The sudden appearance of doppelgängers could be the kernel of an interesting movie and the music works hard to generate suspense, but Coherence looks like a student film that was hurriedly shot with a shaky handheld camera in the director’s living room. And that’s because it was.
 
Coherence emerged from an experiment in barebones filmmaking, with director James Ward Byrkit probing to discover just how much, in terms of crew, budget, script and time, is necessary “to create a compelling and narratively ambitious project”. There is something admirable about the attempt to make a movie without the excesses of the studio system. Unfortunately, the results are shallow, derivative and underwhelming.
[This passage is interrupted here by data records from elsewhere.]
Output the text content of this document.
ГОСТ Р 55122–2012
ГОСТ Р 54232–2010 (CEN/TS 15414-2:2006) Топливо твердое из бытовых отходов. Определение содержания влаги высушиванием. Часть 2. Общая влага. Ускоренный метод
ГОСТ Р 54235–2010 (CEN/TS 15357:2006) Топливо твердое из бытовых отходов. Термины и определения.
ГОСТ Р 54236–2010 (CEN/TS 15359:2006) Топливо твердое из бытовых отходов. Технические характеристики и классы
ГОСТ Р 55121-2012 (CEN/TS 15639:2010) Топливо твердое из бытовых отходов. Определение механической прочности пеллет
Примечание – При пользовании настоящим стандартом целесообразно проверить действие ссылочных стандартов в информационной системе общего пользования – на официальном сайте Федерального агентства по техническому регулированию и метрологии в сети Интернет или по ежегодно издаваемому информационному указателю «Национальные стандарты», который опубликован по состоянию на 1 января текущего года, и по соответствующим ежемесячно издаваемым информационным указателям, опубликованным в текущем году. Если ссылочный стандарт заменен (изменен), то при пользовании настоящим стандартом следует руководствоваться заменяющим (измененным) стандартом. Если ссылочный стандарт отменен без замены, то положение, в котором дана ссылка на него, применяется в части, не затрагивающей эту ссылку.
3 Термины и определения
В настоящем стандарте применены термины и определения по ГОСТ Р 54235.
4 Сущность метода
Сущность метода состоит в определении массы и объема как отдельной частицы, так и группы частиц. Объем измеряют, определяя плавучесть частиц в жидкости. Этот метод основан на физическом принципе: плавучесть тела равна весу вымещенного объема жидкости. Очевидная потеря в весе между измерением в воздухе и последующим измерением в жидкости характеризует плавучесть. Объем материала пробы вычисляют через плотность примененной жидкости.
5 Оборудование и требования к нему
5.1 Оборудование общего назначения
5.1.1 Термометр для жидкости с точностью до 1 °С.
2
Its greatest success is in realistically recreating the inconsequential back and forth of friends chatting about matters of no interest to anyone outside their group.
 
Although there was a rough plot outline, this was not made available to most of the actors, and their varying ability to improvise dialogue is evident. Casting panders to aficionados of 90s action-fantasy TV spin-offs, with the inclusion of Nicholas Brendon (Xander from Buffy the Vampire Slayer) and Elizabeth Gracen (Amanda from Highlander: The Series). A joke about Brendon’s character having been a series regular on another 90s genre favourite, the teen-alien drama Roswell, is a shameless if mildly amusing bit of fan service. Nevertheless, the film is generally humourless and exhibits a basic level of competence that would preclude enjoying it ironically. The only thought provoked by its inconclusive ending is, “Why did I sit through that?”